In the mid-nineties, I had learned that the C++ was the language for game programming. I managed to acquire a copy of Borland’s TurboC and learnt C++ programming from articles in MikroBitti magazine. I also studied some Pascal at school, but I was disappointed because C++ was not taught. Later we made extremely 90’s web pages for our boy scouts group. Let them be wiped off the face of the Internet.

Cave-flyers like TurboRaketti and Auts were popular at the time, and I bragged to my friend that it would be fairly easy to make one. So I made Zappo Fighter. The game featured only one level but had a destructible terrain and a secondary weapon which would freeze the enemy for a short time. Later I started to make a sequel with DJGPP and Allegro game programming library. It only got as far with two ships shooting each other on one screen without any terrain, but the other ship had homing missiles as a weapon. The Allegro library was fun to use, and I coded a tile map editor based on the Allegro’s user interface components and data files.

I spent most of the 2000’s studying computer science at the University of Turku. Java was the teaching language in most of the courses, so I mostly gave up programming with C++. During my time at the university, game development studies started appearing in the curriculum, and I tried to attend most of them. I did not do much hobby projects at the time but tried to make games as exercise projects when possible.

The first game was a simple text based Poker, which I made with three friends. The game was without much of a real use, had over 200 pages of documentation. Then we had to return exercise reports on paper. Javadocs and code were required as appendixes, so the report became quite bloated.

Next project was a networked artillery game Tykkipeli, which was a pair work. The game featured destructible terrain and some special weapons like a flak cannon to intercept incoming projectiles. We used RMI for networking, and the game ended up require a fair chunk of bandwidth. However, this was not a problem in the university network.

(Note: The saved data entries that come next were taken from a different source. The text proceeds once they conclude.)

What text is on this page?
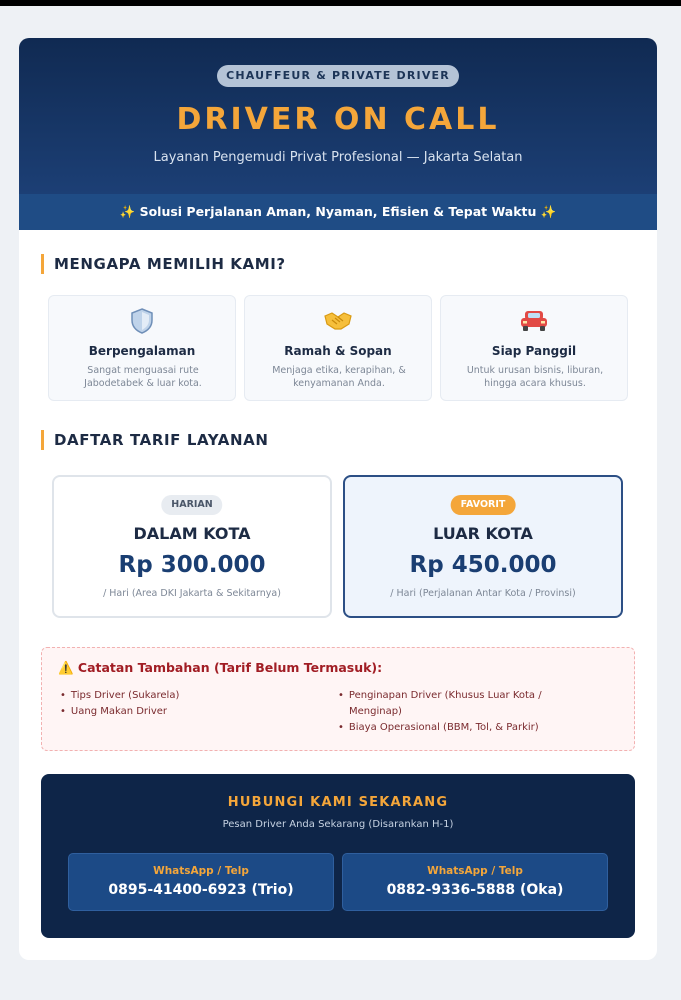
CHAUFFEUR & PRIVATE DRIVER
DRIVER ON CALL
Layanan Pengemudi Privat Profesional — Jakarta Selatan
✨ Solusi Perjalanan Aman, Nyaman, Efisien & Tepat Waktu ✨
MENGAPA MEMILIH KAMI?
Berpengalaman
Sangat menguasai rute Jabodetabek & luar kota.
Ramah & Sopan
Menjaga etika, kerapihan, & kenyamanan Anda.
Siap Panggil
Untuk urusan bisnis, liburan, hingga acara khusus.
DAFTAR TARIF LAYANAN
HARIAN
DALAM KOTA
Rp 300.000
/ Hari (Area DKI Jakarta & Sekitarnya)
FAVORIT
LUAR KOTA
Rp 450.000
/ Hari (Perjalanan Antar Kota / Provinsi)
⚠️ Catatan Tambahan (Tarif Belum Termasuk):
• Tips Driver (Sukarela)
• Uang Makan Driver
• Penginapan Driver (Khusus Luar Kota /
Menginap)
• Biaya Operasional (BBM, Tol, & Parkir)
HUBUNGI KAMI SEKARANG
Pesan Driver Anda Sekarang (Disarankan H-1)
WhatsApp / Telp
0895-41400-6923 (Trio)
WhatsApp / Telp
0882-9336-5888 (Oka)
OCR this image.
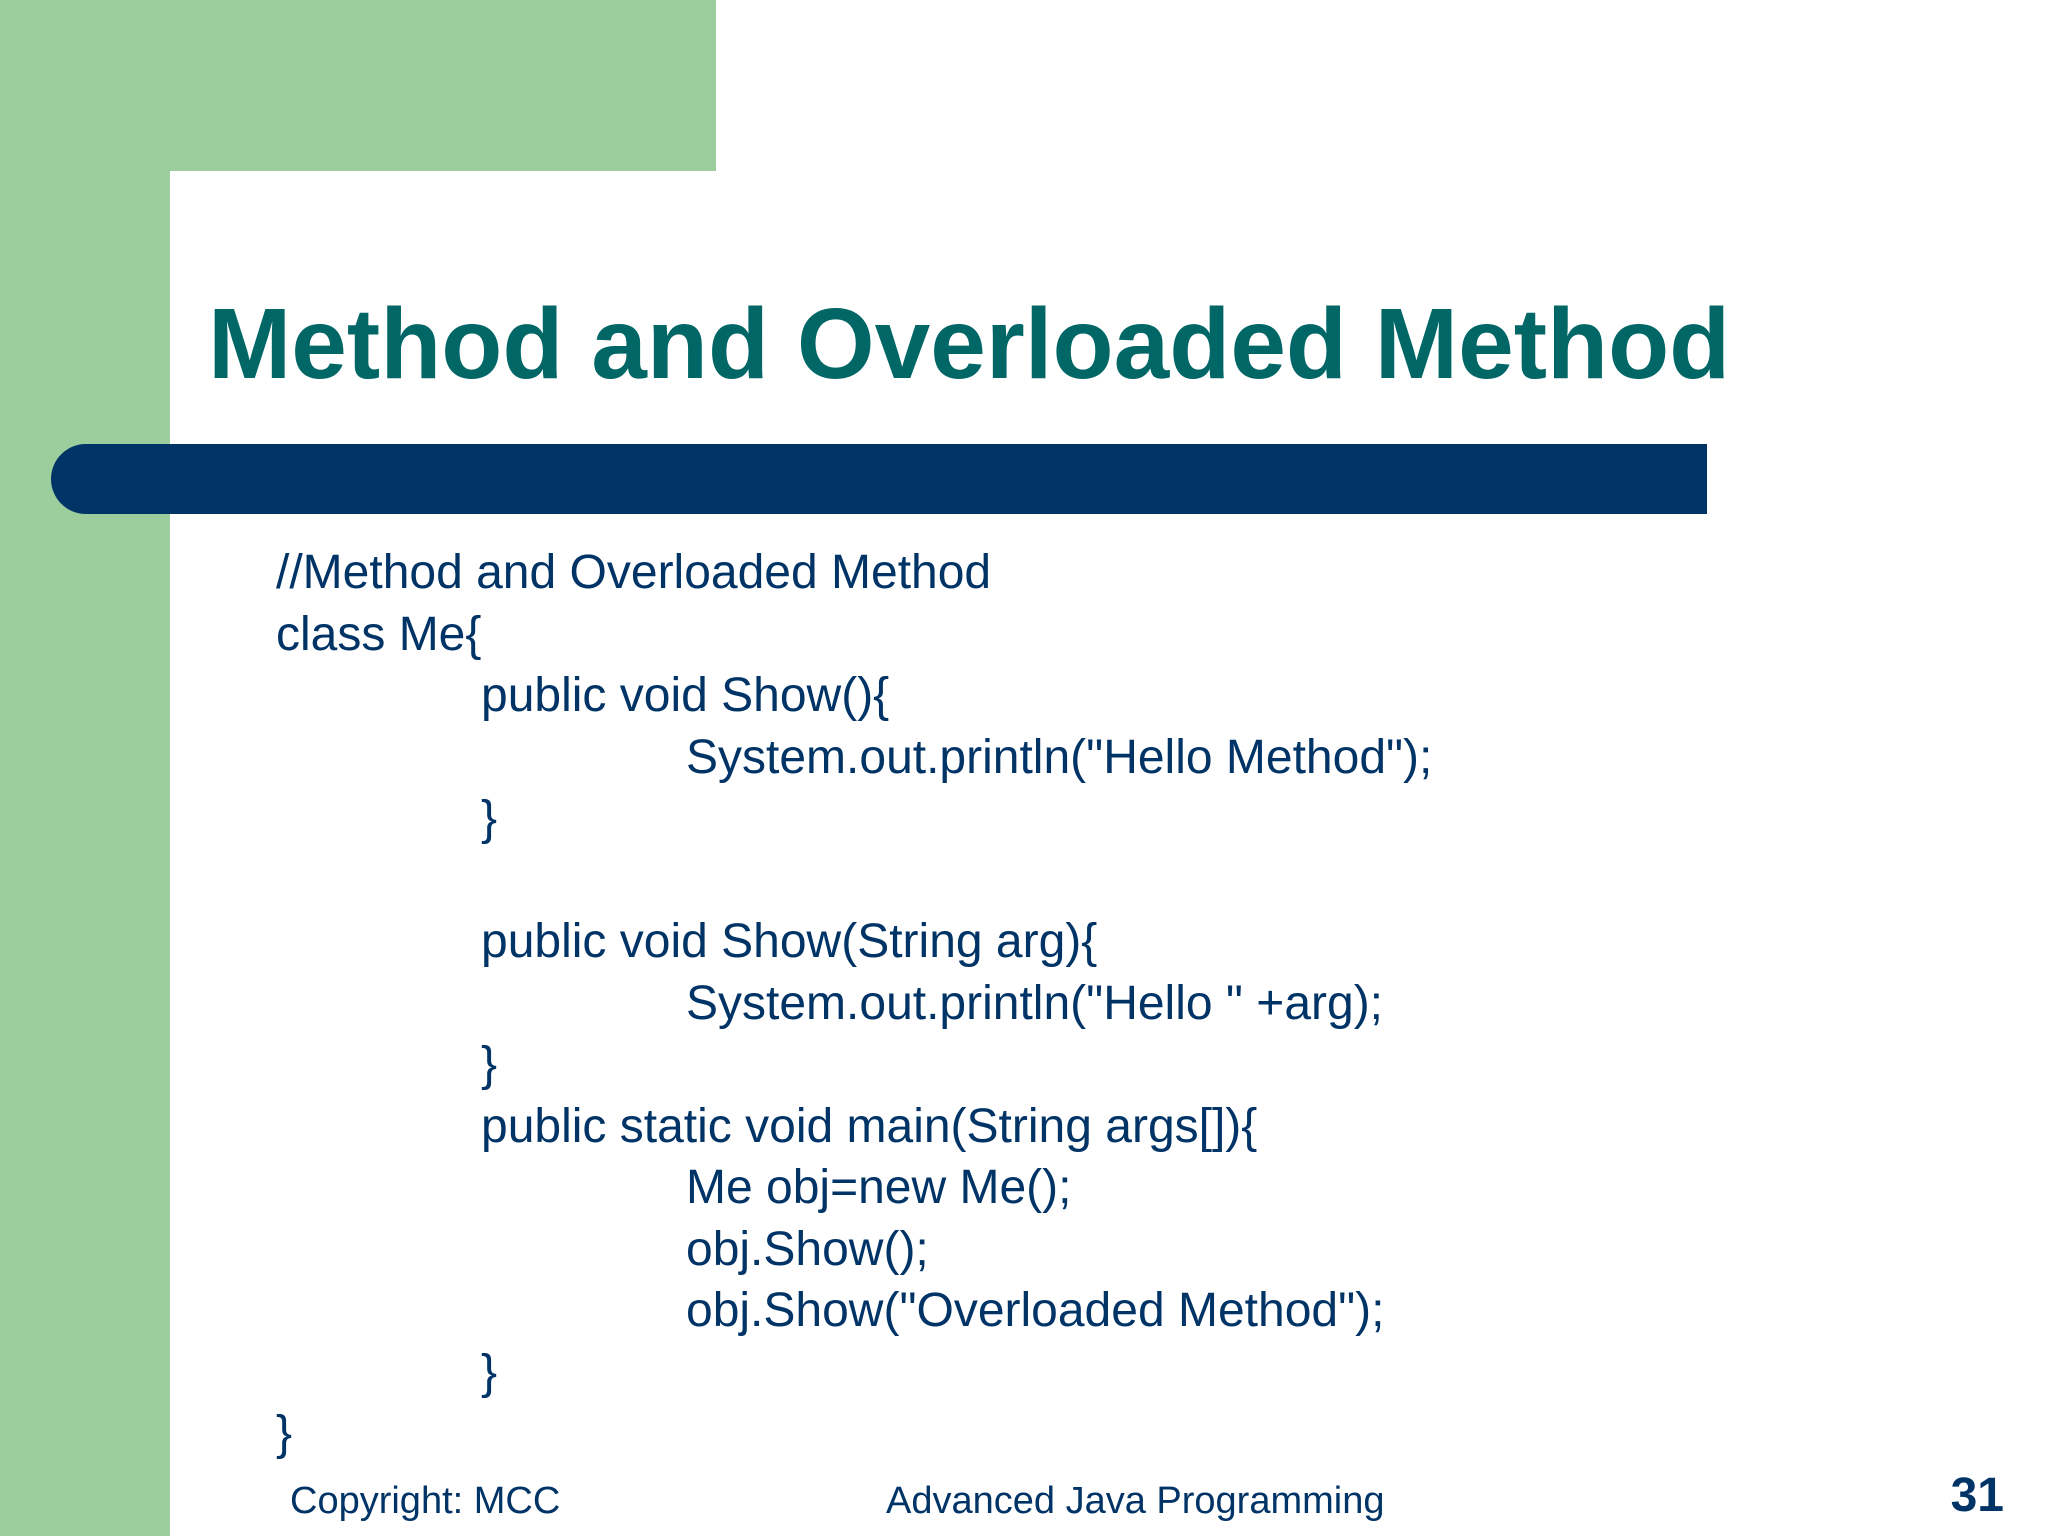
Method and Overloaded Method
//Method and Overloaded Method
class Me{
public void Show(){
System.out.println("Hello Method");
}
public void Show(String arg){
System.out.println("Hello " +arg);
}
public static void main(String args[]){
Me obj=new Me();
obj.Show();
obj.Show("Overloaded Method");
}
}
Copyright: MCC	Advanced Java Programming	31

Using the tried formula from Tykkipeli I coded the next project Avaruuspeli with an another friend. The game was a simple space war clone with two ships types. This time, we opted for a single player game and added a fuzzy-logic-based artificial intelligence. The project ended to be so extensive that we scored credits for two exercise projects at once.

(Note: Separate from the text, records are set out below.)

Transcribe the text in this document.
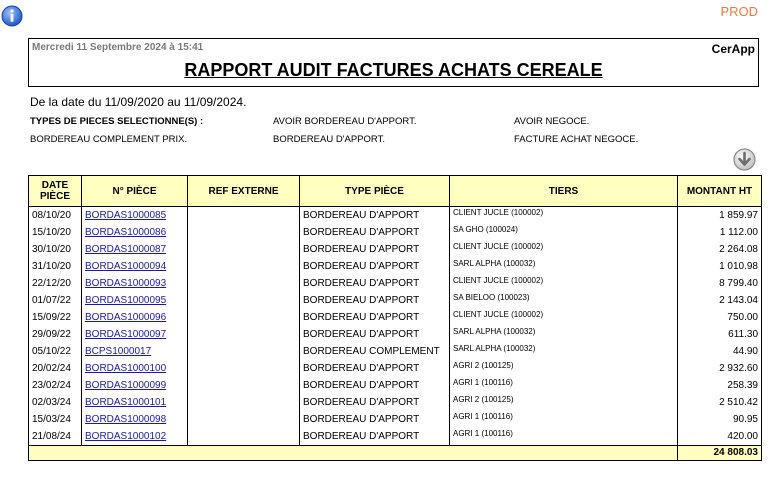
PROD
Mercredi 11 Septembre 2024 à 15:41	CerApp
RAPPORT AUDIT FACTURES ACHATS CEREALE
De la date du 11/09/2020 au 11/09/2024.
TYPES DE PIECES SELECTIONNE(S) :	AVOIR BORDEREAU D'APPORT.	AVOIR NEGOCE.
BORDEREAU COMPLEMENT PRIX.	BORDEREAU D'APPORT.	FACTURE ACHAT NEGOCE.
DATE PIÈCE	N° PIÈCE	REF EXTERNE	TYPE PIÈCE	TIERS	MONTANT HT
08/10/20	BORDAS1000085		BORDEREAU D'APPORT	CLIENT JUCLE (100002)	1 859.97
15/10/20	BORDAS1000086		BORDEREAU D'APPORT	SA GHO (100024)	1 112.00
30/10/20	BORDAS1000087		BORDEREAU D'APPORT	CLIENT JUCLE (100002)	2 264.08
31/10/20	BORDAS1000094		BORDEREAU D'APPORT	SARL ALPHA (100032)	1 010.98
22/12/20	BORDAS1000093		BORDEREAU D'APPORT	CLIENT JUCLE (100002)	8 799.40
01/07/22	BORDAS1000095		BORDEREAU D'APPORT	SA BIELOO (100023)	2 143.04
15/09/22	BORDAS1000096		BORDEREAU D'APPORT	CLIENT JUCLE (100002)	750.00
29/09/22	BORDAS1000097		BORDEREAU D'APPORT	SARL ALPHA (100032)	611.30
05/10/22	BCPS1000017		BORDEREAU COMPLEMENT	SARL ALPHA (100032)	44.90
20/02/24	BORDAS1000100		BORDEREAU D'APPORT	AGRI 2 (100125)	2 932.60
23/02/24	BORDAS1000099		BORDEREAU D'APPORT	AGRI 1 (100116)	258.39
02/03/24	BORDAS1000101		BORDEREAU D'APPORT	AGRI 2 (100125)	2 510.42
15/03/24	BORDAS1000098		BORDEREAU D'APPORT	AGRI 1 (100116)	90.95
21/08/24	BORDAS1000102		BORDEREAU D'APPORT	AGRI 1 (100116)	420.00
					24 808.03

In a research seminar about game development, we had a larger group project. The participants formed two groups, and both were given same specifications for a game. We had to create a two player shooter game where the players could only move on rails. We ended up with two pretty different games. My team’s game HydraBlaster had a psychedelic theme.

Neverwinter Nights was one of my favourite games at that time, and it came with a great editor and boasted great fan-made content. I made some mock-ups with the editor, but I did not make any complete modules. I was primarily interested in creating realistic day-night cycles and NPC behaviour because it feels stupid when merchants stand by their booth day and night without ever moving or city guards forgetting that you just killed someone in plain sight.

Unreal III mod Tulevaisuuden Gladiaattorit 3000 or something like that. I can’t remember the name exactly. It was tough to get started on Unreal development. Fortunately, an expert from Ludocraft was there to help us. There were some slides about the collaboration between University of Turku and Turku University of Applied Sciences, but unfortunately, I can’t find them anymore.